The ongoing Senate Intelligence Committee investigation into Russia’s influence on American politics may come to an end this summer, said N.C. Sen. Richard Burr Monday.
Burr, the North Carolina Republican who co-chairs the U.S. Senate Intelligence Committee, told a small group of reporters in Durham that he hopes to release his committee’s report this summer before Congress recesses.
“I’d like to have the report out publicly before we leave in August. I’m on that timeline. I haven’t hit timelines in the past and, since we’re not finished, I can’t anticipate the date,” Burr said during a media briefing at Duke University before speaking at an event there.
Burr’s comments are his most recent forecast about his committee’s report.
The committee still has “several individuals” left to interview, he said. When interviews are over, Burr said the report will likely take 60 days to write and 60 days to redact and declassify. Rather than summarize for the public what the committee finds, Burr hopes the committee will “lay out the facts.”
However, Burr said those facts may be interpreted differently.
“Two people can read facts and possibly come to a different conclusion,” he said. “I think when we get through with our report, there won’t be any room for anybody to make these wild accusations about collusion.”
In his appearance at Duke, Burr reiterated many of the points he has made publicly and in a lengthy interview with CBS News that was published in February.
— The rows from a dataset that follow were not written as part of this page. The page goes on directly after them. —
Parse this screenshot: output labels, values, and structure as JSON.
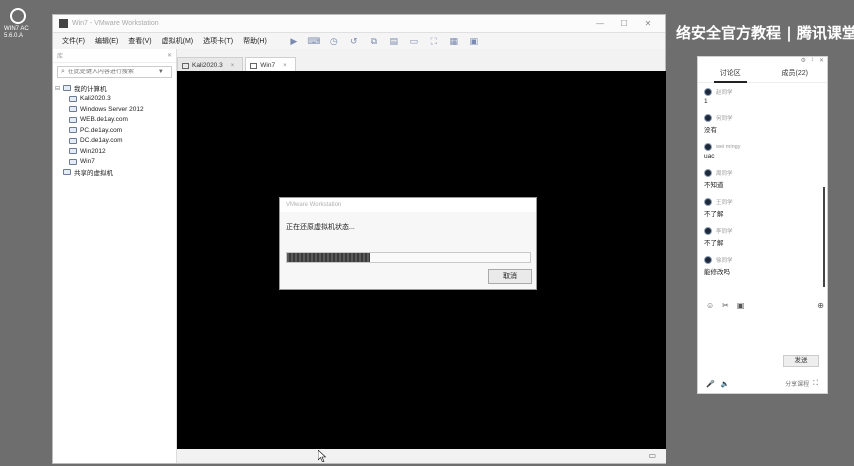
{
  "desktop": {
    "logo_text": "WIN7 AC 5.6.0.A"
  },
  "window": {
    "title": "Win7 - VMware Workstation",
    "controls": {
      "minimize": "—",
      "maximize": "☐",
      "close": "✕"
    }
  },
  "menu": [
    "文件(F)",
    "编辑(E)",
    "查看(V)",
    "虚拟机(M)",
    "选项卡(T)",
    "帮助(H)"
  ],
  "library": {
    "header": "库",
    "search_placeholder": "在此处键入内容进行搜索",
    "root": "我的计算机",
    "items": [
      "Kali2020.3",
      "Windows Server 2012",
      "WEB.de1ay.com",
      "PC.de1ay.com",
      "DC.de1ay.com",
      "Win2012",
      "Win7"
    ],
    "shared": "共享的虚拟机"
  },
  "tabs": [
    {
      "label": "Kali2020.3",
      "close": "×"
    },
    {
      "label": "Win7",
      "close": "×"
    }
  ],
  "dialog": {
    "title": "VMware Workstation",
    "message": "正在还原虚拟机状态...",
    "progress": 0.34,
    "cancel": "取消"
  },
  "banner": {
    "text": "络安全官方教程 | 腾讯课堂"
  },
  "chat": {
    "top_icons": [
      "⚙",
      "↕",
      "✕"
    ],
    "tabs": [
      "讨论区",
      "成员(22)"
    ],
    "messages": [
      {
        "user": "赵同学",
        "text": "1"
      },
      {
        "user": "何同学",
        "text": "没有"
      },
      {
        "user": "wei mingy",
        "text": "uac"
      },
      {
        "user": "周同学",
        "text": "不知道"
      },
      {
        "user": "王同学",
        "text": "不了解"
      },
      {
        "user": "李同学",
        "text": "不了解"
      },
      {
        "user": "徐同学",
        "text": "能修改吗"
      }
    ],
    "tools": [
      "☺",
      "✂",
      "▣",
      "⊕"
    ],
    "send": "发送",
    "bottom_label": "分享课程",
    "bottom_icons": [
      "🎤",
      "🔈",
      "⛶"
    ]
  },
  "colors": {
    "console": "#000000",
    "banner_text": "#ffffff",
    "desktop_bg": "#6e6e6e"
  }
}
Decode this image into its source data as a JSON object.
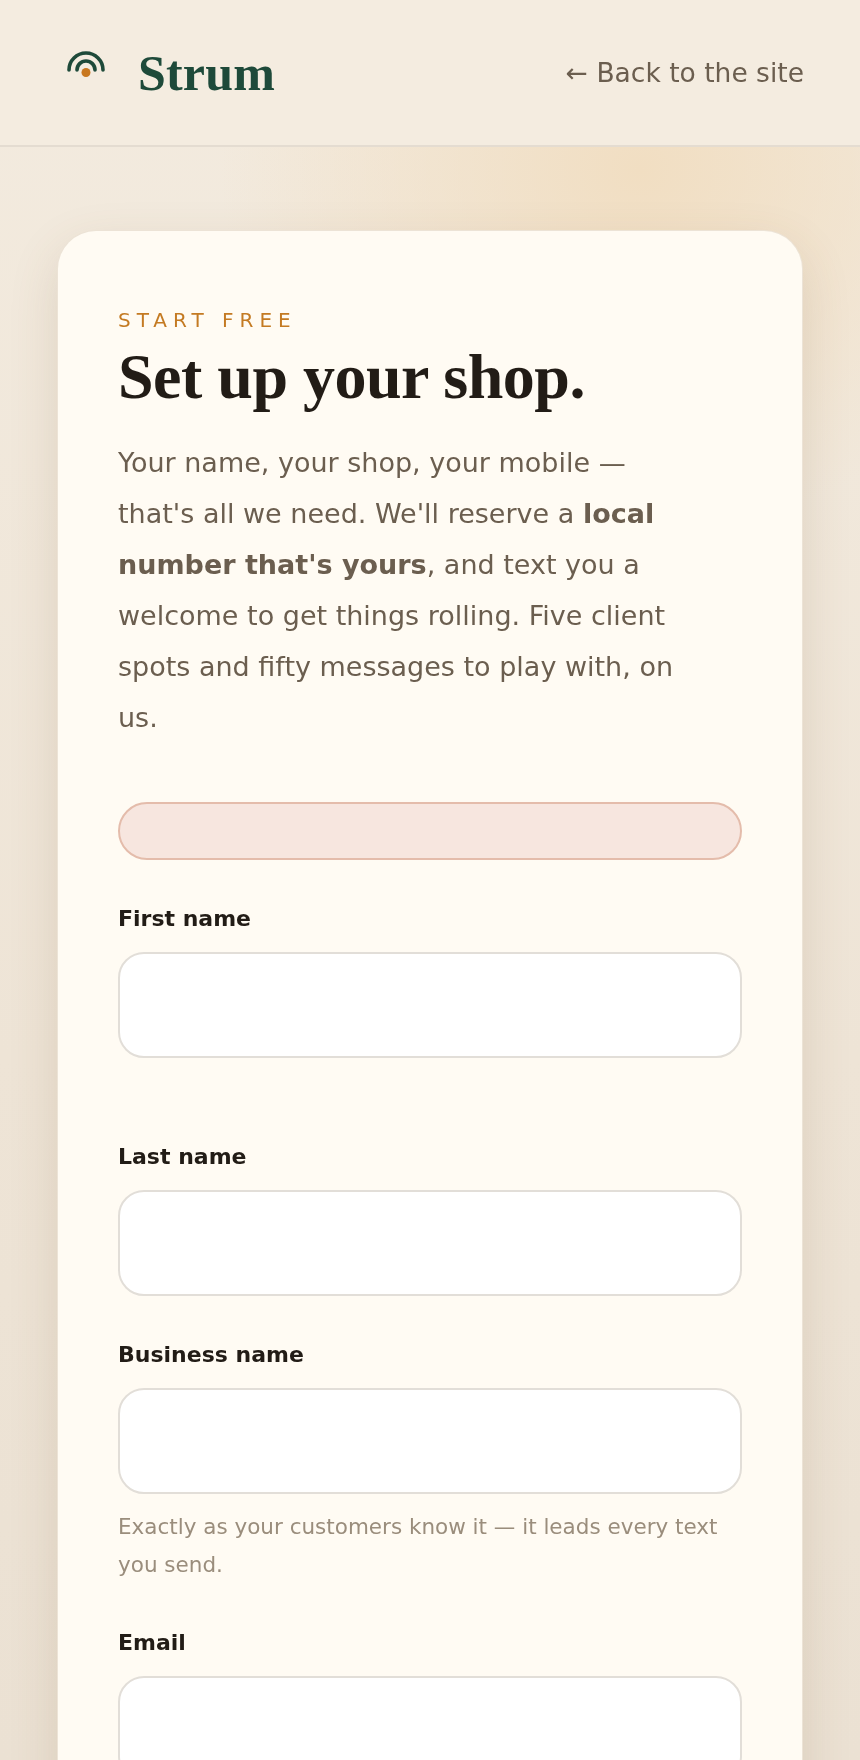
{
  "header": {
    "brand": "Strum",
    "back_link": "← Back to the site"
  },
  "signup": {
    "eyebrow": "START FREE",
    "title": "Set up your shop.",
    "intro": "Your name, your shop, your mobile — that's all we need. We'll reserve a **local number that's yours**, and text you a welcome to get things rolling. Five client spots and fifty messages to play with, on us.",
    "alert": {
      "kind": "error"
    },
    "fields": [
      {
        "label": "First name"
      },
      {
        "label": "Last name"
      },
      {
        "label": "Business name",
        "hint": "Exactly as your customers know it — it leads every text you send."
      },
      {
        "label": "Email"
      }
    ]
  }
}
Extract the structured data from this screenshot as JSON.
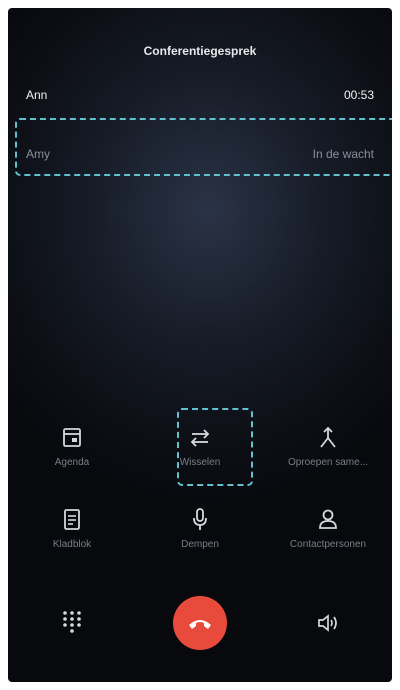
{
  "header": {
    "title": "Conferentiegesprek"
  },
  "calls": [
    {
      "name": "Ann",
      "status": "00:53"
    },
    {
      "name": "Amy",
      "status": "In de wacht"
    }
  ],
  "actions_row1": [
    {
      "label": "Agenda",
      "icon": "calendar-icon"
    },
    {
      "label": "Wisselen",
      "icon": "swap-icon"
    },
    {
      "label": "Oproepen same...",
      "icon": "merge-calls-icon"
    }
  ],
  "actions_row2": [
    {
      "label": "Kladblok",
      "icon": "notepad-icon"
    },
    {
      "label": "Dempen",
      "icon": "microphone-icon"
    },
    {
      "label": "Contactpersonen",
      "icon": "contacts-icon"
    }
  ],
  "bottom_bar": {
    "dialpad_icon": "dialpad-icon",
    "end_call_icon": "end-call-icon",
    "speaker_icon": "speaker-icon",
    "end_call_color": "#e84a3c"
  },
  "highlight_color": "#5fc3cf"
}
Burr reiterated that he hasn’t seen any proof that President Donald Trump colluded with the Russian government.
“If you take the Special Counsel’s conclusion — which is that there was no collusion that they could find evidence of between the campaign and Russians — it will probably be pretty consistent with the report we come out with,” he said.
Burr emphasized that his committee’s probe looks beyond the 2016 election into a vast, complicated effort by Russia to raise political tensions in the United States.
“One of the early determinations we made is that Russia manipulated the 2016 election using social media to create societal chaos in the United States,” he said. “They didn’t fabricate issues. They used existing splits in society in the United States and tried to highlight those splits.”
Burr also backed Attorney General William Barr’s interpretation of the report recently completed by Special Counsel Robert Mueller, but he said he hasn’t seen Mueller’s report.
Burr said Mueller’s report likely includes some information provided by the Senate Intelligence Committee. He said he would find it “strange” if Mueller’s report doesn’t reference “two interviews that we did.” He didn’t elaborate.
He noted that the committee’s staff wasn’t necessarily focusing on criminal acts. But when the committee’s investigators discovered actions that appeared to be criminal, Burr said, they referred them to the appropriate authorities. Burr said the committee has referred more than one, but less than 10 people for prosecution.
“Our function is not criminality,” he said. “When we identify something that we think is criminal, then we refer it to the appropriate person, whether that’s the Special Counsel, whether it’s the prosecutor in the District of Columbia or whether it’s the Southern District of New York. We look to see what the appropriate venue would be, and we have used that referral very aggressively.”